The cloth is warm. It feels nice. Then the feeling of it disappears and it's cold without it.

"Let me know when you're going to come," Ash says and then something soft and warm and amazing engulfs it. Oh God, it feels so good. It must be Ash's mouth. I look down my body and there is his head between my legs. He's working his mouth up and down my cock. Jesus, it feels so good, especially after that wait. I'm moaning and sputtering out of control. My hips twitch with the movement but I'm doing it unconsciously, I'm so lost in the sensation.

"Oh! Oh-uh! Now! Nngh, Ash, oh, oh, oh, now!"

He pulls off and strokes me through as I orgasm. I'm loud. I'm so loud. It's like everything inside me is yelling.

And then it's over. The intensity ebbs away and I'm just lying there, heaving and sweating. Ash is there, nuzzling into my side, his head tucked into my neck. I feel complete bliss. Like I'm floating. Or dreaming.

"Damn, Jasper," he murmurs and giggles.

I'm still panting, trying to catch my breath, " .....fuck.....Ash. Thanks for marrying me."

"What?"

"I! I don't know. I'm just so glad you married me. We should do this every day."

"Is that why you wanted to get married?"

"No. It's definitely a plus. But I just want to be with you everyday. Like no matter. Even if you were in a coma, I'd come and sit with you every single day. And that would make my day so much better even though I'd be sad. And even though we couldn't talk. Just to be with you. Or if we were really mad at each other, I'd still want to be with you. Or if one of us were really busy that day or something."

He giggles and snuggles his head into the crook of my neck and places a small kiss there.

"I'm glad you wanted to marry me too. I don't know where I'd be without you."

"What do you mean?"

"I just- I don't know. I just felt like I was missing out on something before you. Now I feel like life is more bright and vibrant. Like I can really experience it all with you."

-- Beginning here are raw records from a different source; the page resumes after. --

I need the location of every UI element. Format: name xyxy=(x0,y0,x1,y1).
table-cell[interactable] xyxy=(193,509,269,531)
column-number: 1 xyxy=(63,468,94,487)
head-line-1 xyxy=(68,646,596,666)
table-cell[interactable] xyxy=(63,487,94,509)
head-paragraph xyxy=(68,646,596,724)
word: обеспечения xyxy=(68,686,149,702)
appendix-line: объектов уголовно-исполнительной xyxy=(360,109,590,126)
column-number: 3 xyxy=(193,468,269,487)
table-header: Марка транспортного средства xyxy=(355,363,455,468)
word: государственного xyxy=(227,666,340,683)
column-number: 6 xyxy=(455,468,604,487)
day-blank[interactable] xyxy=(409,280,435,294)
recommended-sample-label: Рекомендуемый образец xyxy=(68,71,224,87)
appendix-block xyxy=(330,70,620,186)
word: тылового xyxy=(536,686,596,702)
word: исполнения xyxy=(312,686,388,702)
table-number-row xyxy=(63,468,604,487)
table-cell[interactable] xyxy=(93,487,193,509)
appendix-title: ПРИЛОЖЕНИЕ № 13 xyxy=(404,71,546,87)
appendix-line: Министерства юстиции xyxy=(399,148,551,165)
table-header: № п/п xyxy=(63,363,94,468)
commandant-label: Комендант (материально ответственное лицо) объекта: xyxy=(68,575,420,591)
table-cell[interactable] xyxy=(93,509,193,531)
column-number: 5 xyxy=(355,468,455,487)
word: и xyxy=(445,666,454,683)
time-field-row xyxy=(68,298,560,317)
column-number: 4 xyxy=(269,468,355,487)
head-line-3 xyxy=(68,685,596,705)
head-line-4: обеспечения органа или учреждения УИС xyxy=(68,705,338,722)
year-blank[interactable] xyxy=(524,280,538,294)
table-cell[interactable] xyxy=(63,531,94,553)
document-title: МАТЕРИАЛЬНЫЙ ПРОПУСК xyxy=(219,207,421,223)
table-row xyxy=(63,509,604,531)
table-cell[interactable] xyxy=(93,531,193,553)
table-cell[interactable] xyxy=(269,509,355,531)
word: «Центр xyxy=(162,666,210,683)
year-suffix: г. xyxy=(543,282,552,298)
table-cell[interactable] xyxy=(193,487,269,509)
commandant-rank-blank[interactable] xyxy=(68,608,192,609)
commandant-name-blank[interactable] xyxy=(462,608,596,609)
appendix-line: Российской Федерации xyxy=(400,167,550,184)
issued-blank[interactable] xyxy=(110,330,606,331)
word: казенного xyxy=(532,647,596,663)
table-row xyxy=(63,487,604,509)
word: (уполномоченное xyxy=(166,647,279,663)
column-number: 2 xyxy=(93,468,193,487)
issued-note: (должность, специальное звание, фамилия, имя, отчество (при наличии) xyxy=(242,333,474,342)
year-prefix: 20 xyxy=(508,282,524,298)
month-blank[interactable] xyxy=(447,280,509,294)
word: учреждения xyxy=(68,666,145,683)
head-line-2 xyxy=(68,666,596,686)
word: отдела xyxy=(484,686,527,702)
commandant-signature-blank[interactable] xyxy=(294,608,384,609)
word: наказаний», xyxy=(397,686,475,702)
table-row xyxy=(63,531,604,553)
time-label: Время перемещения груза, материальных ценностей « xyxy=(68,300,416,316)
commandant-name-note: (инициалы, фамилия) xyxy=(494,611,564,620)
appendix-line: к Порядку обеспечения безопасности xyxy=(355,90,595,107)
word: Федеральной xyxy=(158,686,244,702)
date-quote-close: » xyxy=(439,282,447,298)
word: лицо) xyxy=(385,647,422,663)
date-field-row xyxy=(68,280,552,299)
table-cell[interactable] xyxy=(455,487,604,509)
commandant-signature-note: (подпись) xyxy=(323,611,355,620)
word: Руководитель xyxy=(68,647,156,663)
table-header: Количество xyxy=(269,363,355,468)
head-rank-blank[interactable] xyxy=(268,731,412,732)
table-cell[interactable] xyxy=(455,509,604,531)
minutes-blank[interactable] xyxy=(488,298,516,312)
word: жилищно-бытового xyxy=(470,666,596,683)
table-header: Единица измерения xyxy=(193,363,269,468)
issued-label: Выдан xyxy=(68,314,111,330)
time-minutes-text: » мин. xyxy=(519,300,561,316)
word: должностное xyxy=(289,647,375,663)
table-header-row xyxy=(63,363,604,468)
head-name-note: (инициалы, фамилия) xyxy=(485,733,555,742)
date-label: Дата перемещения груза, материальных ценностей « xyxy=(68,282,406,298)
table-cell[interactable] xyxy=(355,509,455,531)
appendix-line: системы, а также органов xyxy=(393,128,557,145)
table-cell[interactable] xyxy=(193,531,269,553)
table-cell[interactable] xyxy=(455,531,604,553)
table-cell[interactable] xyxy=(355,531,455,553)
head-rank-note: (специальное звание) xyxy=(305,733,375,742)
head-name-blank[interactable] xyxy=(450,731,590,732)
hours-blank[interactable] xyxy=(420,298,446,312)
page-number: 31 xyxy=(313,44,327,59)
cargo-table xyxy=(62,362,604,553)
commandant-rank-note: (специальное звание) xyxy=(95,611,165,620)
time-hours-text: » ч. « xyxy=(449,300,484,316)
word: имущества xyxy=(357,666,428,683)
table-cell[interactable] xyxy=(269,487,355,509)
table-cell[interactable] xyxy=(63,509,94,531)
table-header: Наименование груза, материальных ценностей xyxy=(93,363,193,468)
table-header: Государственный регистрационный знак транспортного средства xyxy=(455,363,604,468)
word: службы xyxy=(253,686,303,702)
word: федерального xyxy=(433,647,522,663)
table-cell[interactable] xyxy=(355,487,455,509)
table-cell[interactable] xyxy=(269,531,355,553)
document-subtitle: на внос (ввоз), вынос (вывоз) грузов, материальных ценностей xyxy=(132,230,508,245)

My breath has caught in my throat and I cough and stutter. Tears are leaking out of my eyes. I wonder how many more times I'm going to cry by being overwhelmed with happiness? It's kind of dark but he hears me and I think he sees my face getting wet again. He laughs but he sounds a little weepy too. He loops an arm around my waist and rolls me on top of him. My head falls against his chest and I sigh happily. It's still just the middle of the night. We've been at it for hours. Kissing and fucking.

"I love you."

"Me too."

My body and my head are singing and my eyes are drooping. The moon is shining faintly through the window. And I feel such absolute peace, I immediately fall asleep.